An alleged Russian hacker pleaded not guilty Tuesday to breaching the computers of 16 companies, including NASDAQ and 7-Eleven, and stealing more than 160 million credit card numbers. Vladimir Drinkman, 34, of Syktyykar and Moscow, Russia appeared in a federal court in Newark, N.J., after Dutch authorities extradited him Friday to the United States to face 11 charges in what the Justice Department called the “largest international hacking and data breach scheme ever prosecuted” in the U.S. He is being held without bail.
An indictment, unsealed in 2013, says Drinkman and Alexandr Kalinin, 28, of St. Petersburg, Russia, allegedly specialized in penetrating elaborate network security to gain access to the companies’ computers. They worked with other hackers to mine the data and then sell it. Drinkman’s attorneys Bart Stapert and Florian Miedel said in a statement their client would fight the charges.
“Over the coming weeks and months, he will finally be able to receive and confront what the government claims is the evidence against him,” the attorneys said. “But most of all, Mr. Drinkman seeks to return to his home in Russia as soon as possible, so his 3-year- old daughter will not grow up without knowing her father.” The cyber criminals allegedly struck J.C.Penney, Hannaford, Heartland Payment Systems, Wet Seal, Commidea, Dexia, JetBlue, Dow Jones, Euronet, Visa Jordan, Global Payment, Diners Singapore, French retail chain Carrefour, and Ingenicard, in addition to 7-Eleven and NASDAQ, the indictment said.

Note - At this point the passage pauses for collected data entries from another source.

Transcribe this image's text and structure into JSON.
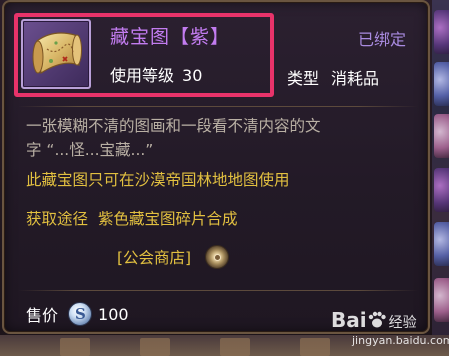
{
  "item": {
    "name": "藏宝图【紫】",
    "bound_status": "已绑定",
    "level_label": "使用等级",
    "level_value": "30",
    "type_label": "类型",
    "type_value": "消耗品",
    "icon": "treasure-map-scroll-icon"
  },
  "description": {
    "line1": "一张模糊不清的图画和一段看不清内容的文",
    "line2": "字 “...怪...宝藏...”",
    "usage": "此藏宝图只可在沙漠帝国林地地图使用"
  },
  "source": {
    "label": "获取途径",
    "value": "紫色藏宝图碎片合成",
    "shop": "[公会商店]",
    "locate_icon": "locate-icon"
  },
  "price": {
    "label": "售价",
    "currency_icon": "silver-coin-icon",
    "value": "100"
  },
  "watermark": {
    "logo_text": "Bai",
    "logo_text2": "经验",
    "url": "jingyan.baidu.com"
  },
  "colors": {
    "name_purple": "#c27cf0",
    "bound_purple": "#a98be0",
    "highlight_red": "#e8336a",
    "desc_gray": "#b9b0a4",
    "yellow": "#e2c040"
  }
}
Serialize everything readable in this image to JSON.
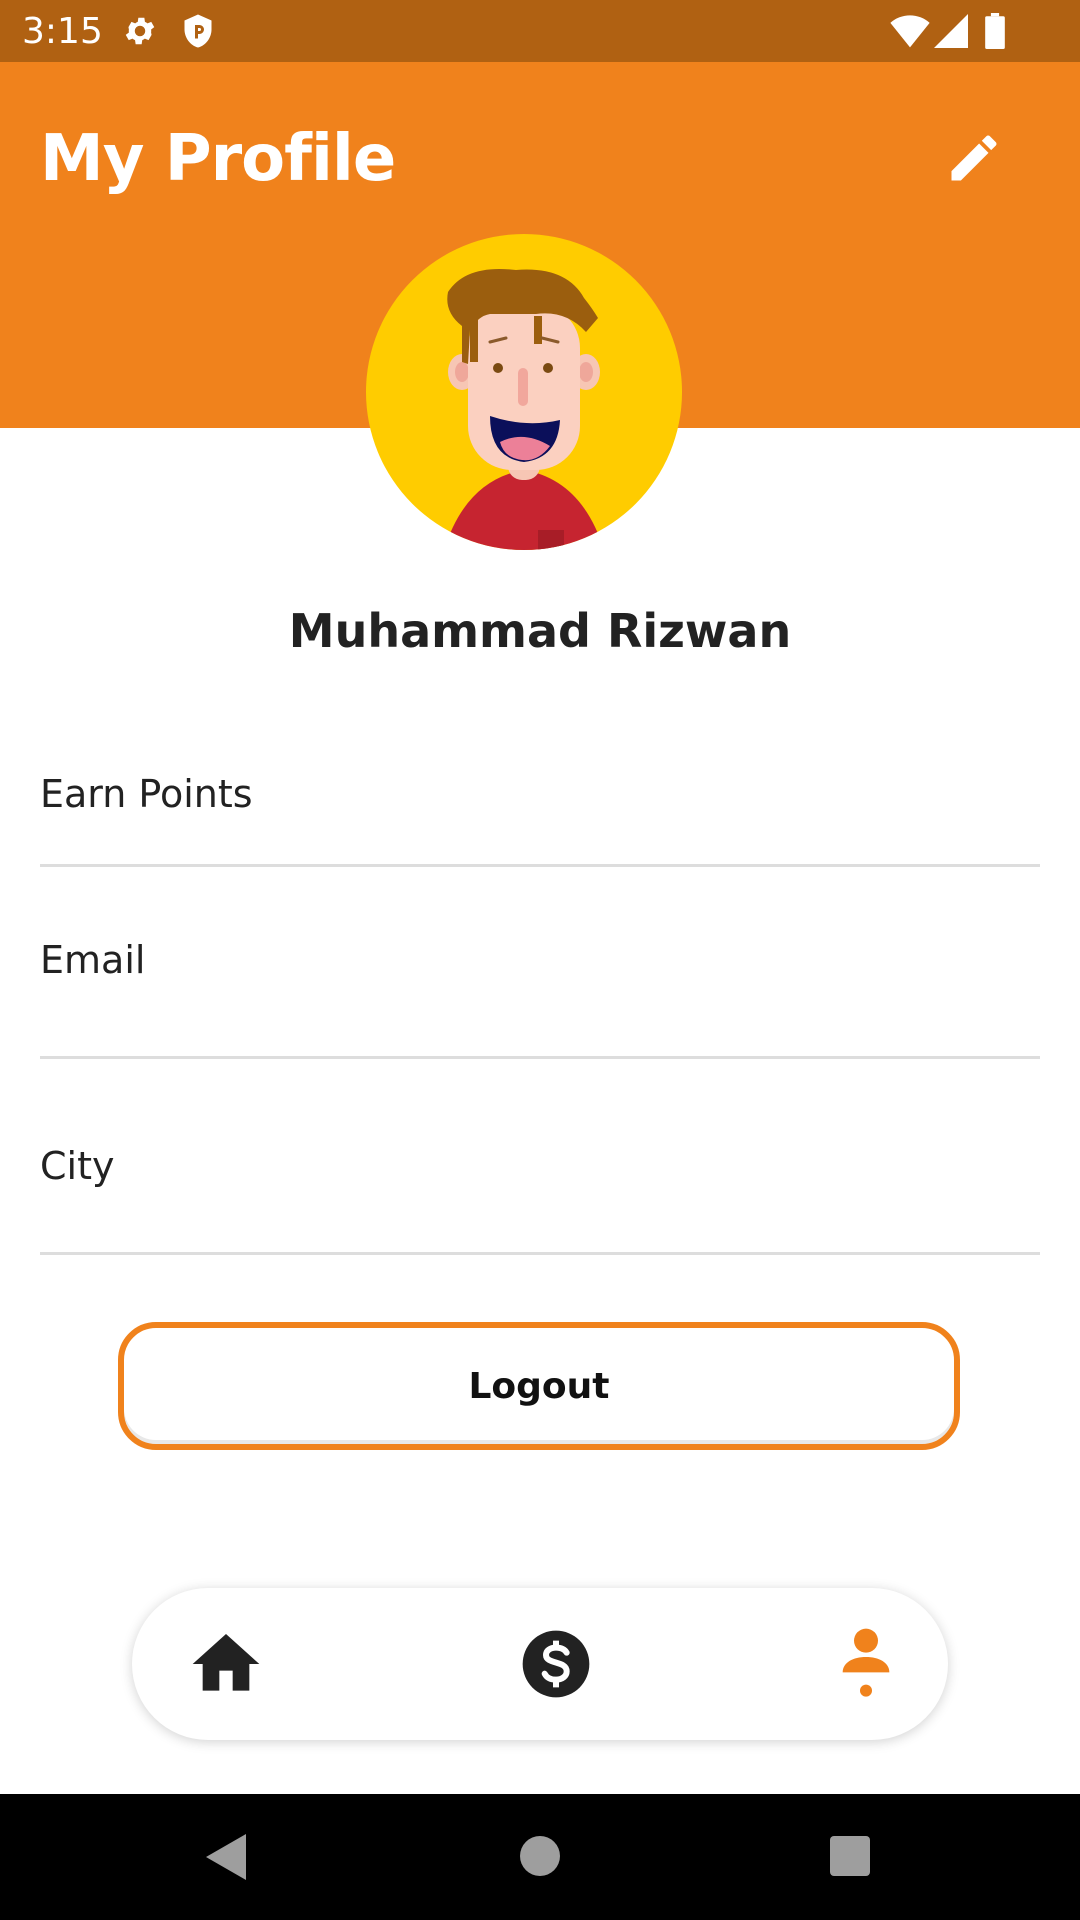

The indictment accuses the hackers of stealing user names, passwords, means of identification, and credit and debit card numbers.
U.S. Attorney Paul Fishman called the hacking operation an “enormous, far-reaching scheme.” The hackers allegedly infiltrated the databases by finding vulnerabilities in the programming codes used to manage data. They then inserted malicious code, known as malware, into the system, creating a backdoor the hackers could enter at will to access and steal the data. Instant message chats obtained by federal agents show the hackers allegedly maintained access at some companies for more than a year.
To evade law enforcement, the hackers stored the data on computers around the world. They sold the data, called “dumps,” on underground online identity theft forums. The hacker tasked with selling the data stole American credit card numbers for $10 each and offered discounts for bulk purchases.